En un comunicado dirigido a la Asamblea General de la ONU, al secretario general Antonio Guterres, al CED, al Estado mexicano y a la sociedad en general, los colectivos, organizaciones y activistas, llamaron a la presidenta a admitir que “132 mil 534 personas desaparecidas es una tragedia humanitaria” y que el diálogo “es la única opción para avanzar en los procesos”.
Los firmantes reconocieron a los integrantes del CED por su decisión de someter el caso mexicano a la consideración de la Asamblea General de la ONU y las directrices fijadas, como el apoyo técnico en “áreas e búsqueda, análisis forense e investigación exhaustiva e las alegaciones de desapariciones forzadas y de vínculos entre servidores públicos y el crimen organizado”, así como establecer un mecanismo “eficaz para esclarecer la verdad y proporcionar asistencia y protección a las familias que buscan a sus seres queridos, así como a las organizaciones y defensores que las apoyan”.
Los colectivos de familiares, organizaciones y activistas exigieron al Estado mexicano que “asuma su responsabilidad” y a la presidenta Sheinbaum reunirse con los familiares de víctimas, “aceptar las conclusiones del Comité y diseñar una verdadera Estrategia Nacional de Búsqueda”.
Tras hacer un recuento de las demandas de respuestas efectivas que han planteado ese 2010, cuando se dispararon las desapariciones, los familiares recordaron que negar la realidad sólo agudiza los problemas.
“La historia nos ha demostrado que, mientras el Estado mexicano continúe negando a las y los desparecidos, y continúe perpetuando la simulación a través de sus instituciones y reformas, nos estará condenado a todas y todos los mexicanos a que estos delitos de lesa humanidad se sigan repitiendo, y a las víctimas, nos seguirá condenando a continuar transitando en un camino de tortura”, puntualizaron.
Recordaron que cuando la tragedia empezó a registrarse en el norte del país y las familias pedían “políticas públicas y la atención al cese a las desapariciones en el país”, no hubo respuesta de ninguno de los tres órdenes de gobierno.
“En aquellos años decidimos tocar todas las puertas nacionales e internacionales posibles”, empezando con solicitar el apoyo de las fiscalías, la coordinación institucional e incluso tomaron la determinación de diseñar instituciones y leyes para atender la problemática.
“Nuestros seres queridos desaparecidos de las familias que acompañamos, son muestra de que en México sí existen las desapariciones forzadas, aunque el Estado mexicano lo siga negando.
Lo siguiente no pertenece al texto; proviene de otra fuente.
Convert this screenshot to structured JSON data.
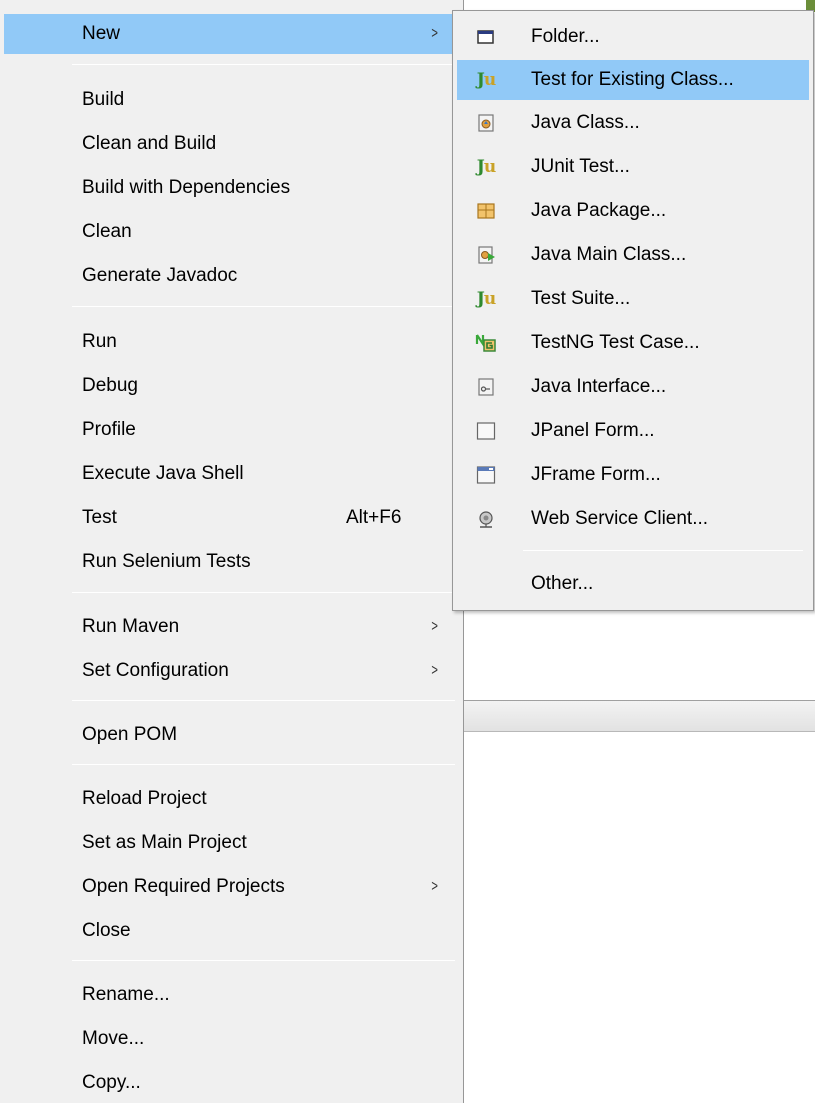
{
  "main_menu": {
    "items": [
      {
        "label": "New",
        "has_submenu": true,
        "highlighted": true
      },
      {
        "label": "Build"
      },
      {
        "label": "Clean and Build"
      },
      {
        "label": "Build with Dependencies"
      },
      {
        "label": "Clean"
      },
      {
        "label": "Generate Javadoc"
      },
      {
        "label": "Run"
      },
      {
        "label": "Debug"
      },
      {
        "label": "Profile"
      },
      {
        "label": "Execute Java Shell"
      },
      {
        "label": "Test",
        "shortcut": "Alt+F6"
      },
      {
        "label": "Run Selenium Tests"
      },
      {
        "label": "Run Maven",
        "has_submenu": true
      },
      {
        "label": "Set Configuration",
        "has_submenu": true
      },
      {
        "label": "Open POM"
      },
      {
        "label": "Reload Project"
      },
      {
        "label": "Set as Main Project"
      },
      {
        "label": "Open Required Projects",
        "has_submenu": true
      },
      {
        "label": "Close"
      },
      {
        "label": "Rename..."
      },
      {
        "label": "Move..."
      },
      {
        "label": "Copy..."
      }
    ],
    "arrow_glyph": ">"
  },
  "submenu": {
    "items": [
      {
        "label": "Folder...",
        "icon": "folder-icon"
      },
      {
        "label": "Test for Existing Class...",
        "icon": "junit-icon",
        "highlighted": true
      },
      {
        "label": "Java Class...",
        "icon": "java-class-icon"
      },
      {
        "label": "JUnit Test...",
        "icon": "junit-icon"
      },
      {
        "label": "Java Package...",
        "icon": "java-package-icon"
      },
      {
        "label": "Java Main Class...",
        "icon": "java-main-class-icon"
      },
      {
        "label": "Test Suite...",
        "icon": "junit-icon"
      },
      {
        "label": "TestNG Test Case...",
        "icon": "testng-icon"
      },
      {
        "label": "Java Interface...",
        "icon": "java-interface-icon"
      },
      {
        "label": "JPanel Form...",
        "icon": "jpanel-icon"
      },
      {
        "label": "JFrame Form...",
        "icon": "jframe-icon"
      },
      {
        "label": "Web Service Client...",
        "icon": "web-service-icon"
      },
      {
        "label": "Other..."
      }
    ]
  },
  "colors": {
    "menu_bg": "#f0f0f0",
    "highlight": "#91c9f7",
    "junit_green": "#2f8a2f"
  }
}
Nos preocupa que su respuesta no haya cambiado, la negación del crimen sigue siendo su política, pero ahora también niegan la ayuda internacional”, lamentaron los firmantes.
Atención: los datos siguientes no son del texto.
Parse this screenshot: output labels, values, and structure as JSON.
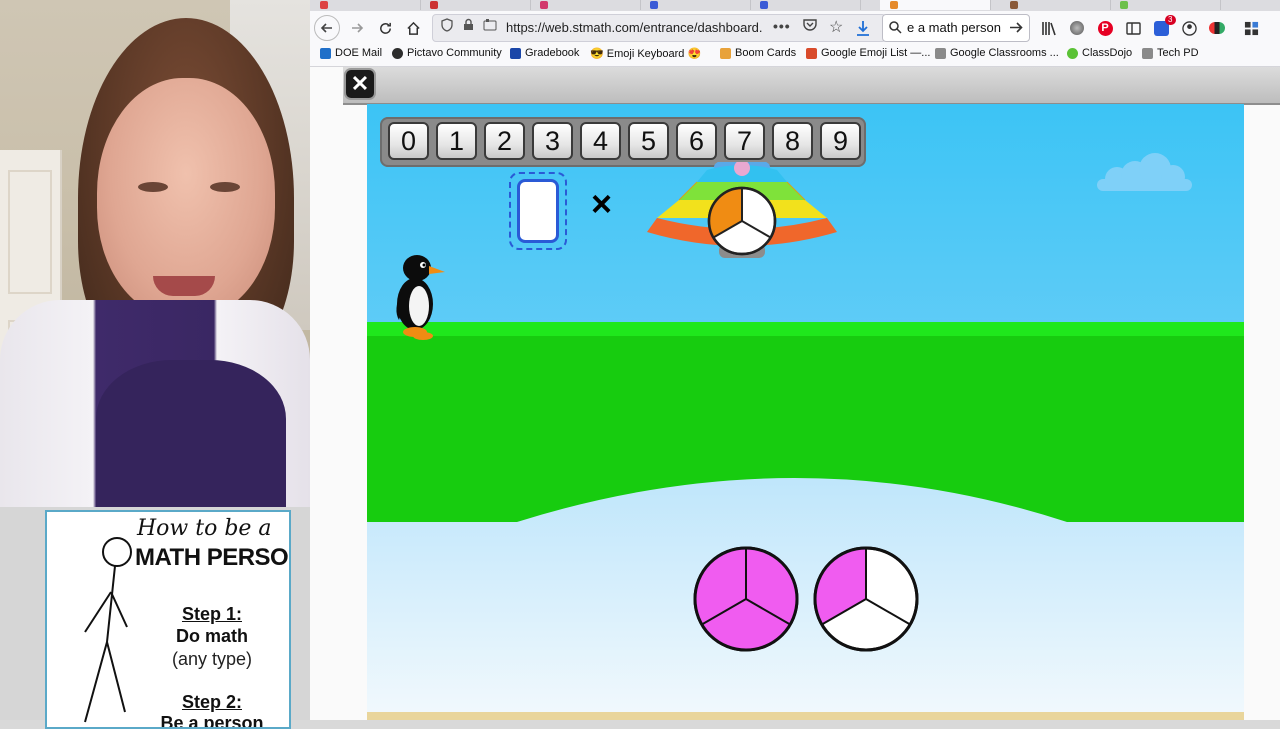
{
  "browser": {
    "url": "https://web.stmath.com/entrance/dashboard.",
    "search_query": "e a math person",
    "download_badge": "3",
    "bookmarks": [
      {
        "label": "DOE Mail",
        "color": "#1f6fc9"
      },
      {
        "label": "Pictavo Community",
        "color": "#2d2d2d"
      },
      {
        "label": "Gradebook",
        "color": "#1a46a8"
      },
      {
        "label": "😎 Emoji Keyboard 😍",
        "color": "#f7c948"
      },
      {
        "label": "Boom Cards",
        "color": "#e8a23a"
      },
      {
        "label": "Google Emoji List —...",
        "color": "#d94b2b"
      },
      {
        "label": "Google Classrooms ...",
        "color": "#8a8a8a"
      },
      {
        "label": "ClassDojo",
        "color": "#5bc236"
      },
      {
        "label": "Tech PD",
        "color": "#8a8a8a"
      }
    ]
  },
  "game": {
    "close_label": "✕",
    "number_keys": [
      "0",
      "1",
      "2",
      "3",
      "4",
      "5",
      "6",
      "7",
      "8",
      "9"
    ],
    "operator": "×",
    "answer_value": "",
    "ufo_fraction": {
      "filled": 1,
      "total": 3,
      "fill_color": "#f08c13"
    },
    "target_pies": [
      {
        "filled": 3,
        "total": 3,
        "fill_color": "#f05cf0"
      },
      {
        "filled": 1,
        "total": 3,
        "fill_color": "#f05cf0"
      }
    ]
  },
  "poster": {
    "title_script": "How to be a",
    "title": "MATH PERSON:",
    "step1_heading": "Step 1:",
    "step1_text": "Do math",
    "step1_sub": "(any type)",
    "step2_heading": "Step 2:",
    "step2_text": "Be a person"
  }
}
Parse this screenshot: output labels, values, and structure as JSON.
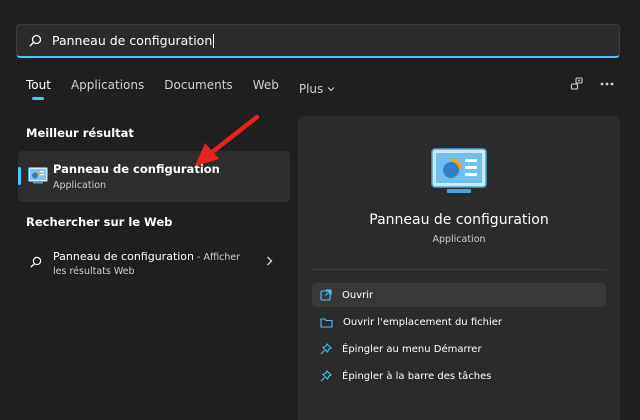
{
  "search": {
    "query": "Panneau de configuration"
  },
  "tabs": [
    {
      "label": "Tout"
    },
    {
      "label": "Applications"
    },
    {
      "label": "Documents"
    },
    {
      "label": "Web"
    },
    {
      "label": "Plus"
    }
  ],
  "best_result": {
    "heading": "Meilleur résultat",
    "name": "Panneau de configuration",
    "type": "Application"
  },
  "web": {
    "heading": "Rechercher sur le Web",
    "item_title": "Panneau de configuration",
    "item_suffix": " - Afficher",
    "item_line2": "les résultats Web"
  },
  "detail": {
    "title": "Panneau de configuration",
    "subtitle": "Application",
    "actions": [
      {
        "label": "Ouvrir",
        "icon": "open-icon"
      },
      {
        "label": "Ouvrir l'emplacement du fichier",
        "icon": "folder-icon"
      },
      {
        "label": "Épingler au menu Démarrer",
        "icon": "pin-icon"
      },
      {
        "label": "Épingler à la barre des tâches",
        "icon": "pin-icon"
      }
    ]
  },
  "colors": {
    "accent": "#4cc2ff",
    "background": "#1f1f1f",
    "panel": "#2b2b2b",
    "arrow": "#e8231f"
  }
}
Tras recordar que su denuncia no es nueva, y que se ha presentado a “todos los gobiernos y de todos los partidos políticos”, resaltaron que “llegar a la Asamblea General es un logro de miles de familias, representa el clamor que llevamos gritando ante el mundo”, y celebraron los lineamientos fijados por el CED para atener la crisis humanitaria.
Firmaron el documento colectivos de Chihuahua, Ciudad de México, Veracruz, Guerrero, Jalisco, Oaxaca, Guanajuato, Querétaro, Coahuila, Nuevo León, Sinaloa, Puebla, familiares de personas migrantes desaparecidas, y familiares de víctimas originarias de Guatemala y Honduras.
Entre las organizaciones que acompañan resaltan el Centro de Derechos Humanos de las Mujeres (CEDEHM), Centro de Derechos Humanos Fray Bartolomé de las Casas, Centro de Derechos Humanos Paso del Norte, Centro de Derechos Humanos Fray Juan de Larios, Consultora Solidaria, Defensores por la Justicia, Frontera Justicia AC (Casa del Migrante Saltillo, Fundación para la Justicia, Justicia Transicional, entre otros, así como decenas de activistas.